The old man paced around the table, looking down at each of his higher ranked men one after another. Most of them looked him in the eye, but he noted at least five who turned away, refusing to face him. "Well, I want it to stop. I'm not in the ground yet, damn it."
"But sir, it is a legitimate question," the same person who had been glared at earlier piped up before he could stop himself. "One of us will have to take your place after..."
"Who said it would be one of you?" the boss demanded, raking his eyes across the room, and stopping as he noted Yoshi standing next to the door. He winced, realizing that he'd actually just excluded his real pick for leadership of the organization.
"Then who?" Yoshi actually caught himself saying, honestly curious. He didn't even really want the position of leader, but had felt it to be an almost inevitable fate ever since he'd entered the old man's inner circle. This revelation was rather surprising.
The tall man stopped for a moment, facing away from the group, before his shoulders shook a few times and he turned back. "Kasumi Tendo," he said, flatly.
Confused murmurs ran around the room, as sixteen people tried to place the name while one stared incredulously.
"You heard me, my heir is Kasumi Tendo," the man grunted. "Until she is ready for her responsibilities, Yoshi will act as a sort of... what're those called?"

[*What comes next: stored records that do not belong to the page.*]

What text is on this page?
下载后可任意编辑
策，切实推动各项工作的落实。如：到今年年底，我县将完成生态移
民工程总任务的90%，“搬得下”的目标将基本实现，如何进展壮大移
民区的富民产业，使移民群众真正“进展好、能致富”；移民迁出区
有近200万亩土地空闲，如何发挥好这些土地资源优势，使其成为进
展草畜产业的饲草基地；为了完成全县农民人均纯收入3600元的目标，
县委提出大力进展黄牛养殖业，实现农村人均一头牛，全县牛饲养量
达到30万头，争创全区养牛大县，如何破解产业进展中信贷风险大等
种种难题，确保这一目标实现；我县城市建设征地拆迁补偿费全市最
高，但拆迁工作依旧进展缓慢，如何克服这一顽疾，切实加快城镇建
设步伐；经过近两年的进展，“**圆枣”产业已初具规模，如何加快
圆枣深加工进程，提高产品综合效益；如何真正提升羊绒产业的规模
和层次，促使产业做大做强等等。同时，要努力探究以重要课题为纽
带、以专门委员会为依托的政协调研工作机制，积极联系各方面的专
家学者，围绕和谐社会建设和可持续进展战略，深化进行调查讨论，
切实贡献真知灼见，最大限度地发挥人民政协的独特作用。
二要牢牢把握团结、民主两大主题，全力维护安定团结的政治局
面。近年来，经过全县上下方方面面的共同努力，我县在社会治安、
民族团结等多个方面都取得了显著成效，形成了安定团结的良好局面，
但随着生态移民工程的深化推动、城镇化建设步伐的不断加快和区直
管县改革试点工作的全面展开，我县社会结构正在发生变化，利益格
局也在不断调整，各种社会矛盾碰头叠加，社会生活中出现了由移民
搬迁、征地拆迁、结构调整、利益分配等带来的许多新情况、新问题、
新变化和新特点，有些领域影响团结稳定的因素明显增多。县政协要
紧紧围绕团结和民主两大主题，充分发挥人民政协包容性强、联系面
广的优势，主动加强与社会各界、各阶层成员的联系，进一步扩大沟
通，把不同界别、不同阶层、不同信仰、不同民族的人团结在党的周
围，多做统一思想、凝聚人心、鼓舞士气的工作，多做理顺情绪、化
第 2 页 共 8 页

"A regent, sir?" Yoshi asked, calmly, trying to keep the look of dumb shock off of his face.
"Yes, a regent," the old man barked, glaring around the room and daring anyone to disagree with him. No one did, though in most cases it was because they were too confused. Nodding decisively, he turned and marched out.
END.
This one isn't a crossover! Well, unless you count all the mob comedy movies we swiped in order to build the boss man. Also, note that the story is definately in the more comedic style, and along with Nerima being Nerima, the mobsters aren't exactly... normal, for any organized crime family anyone's ever heard of.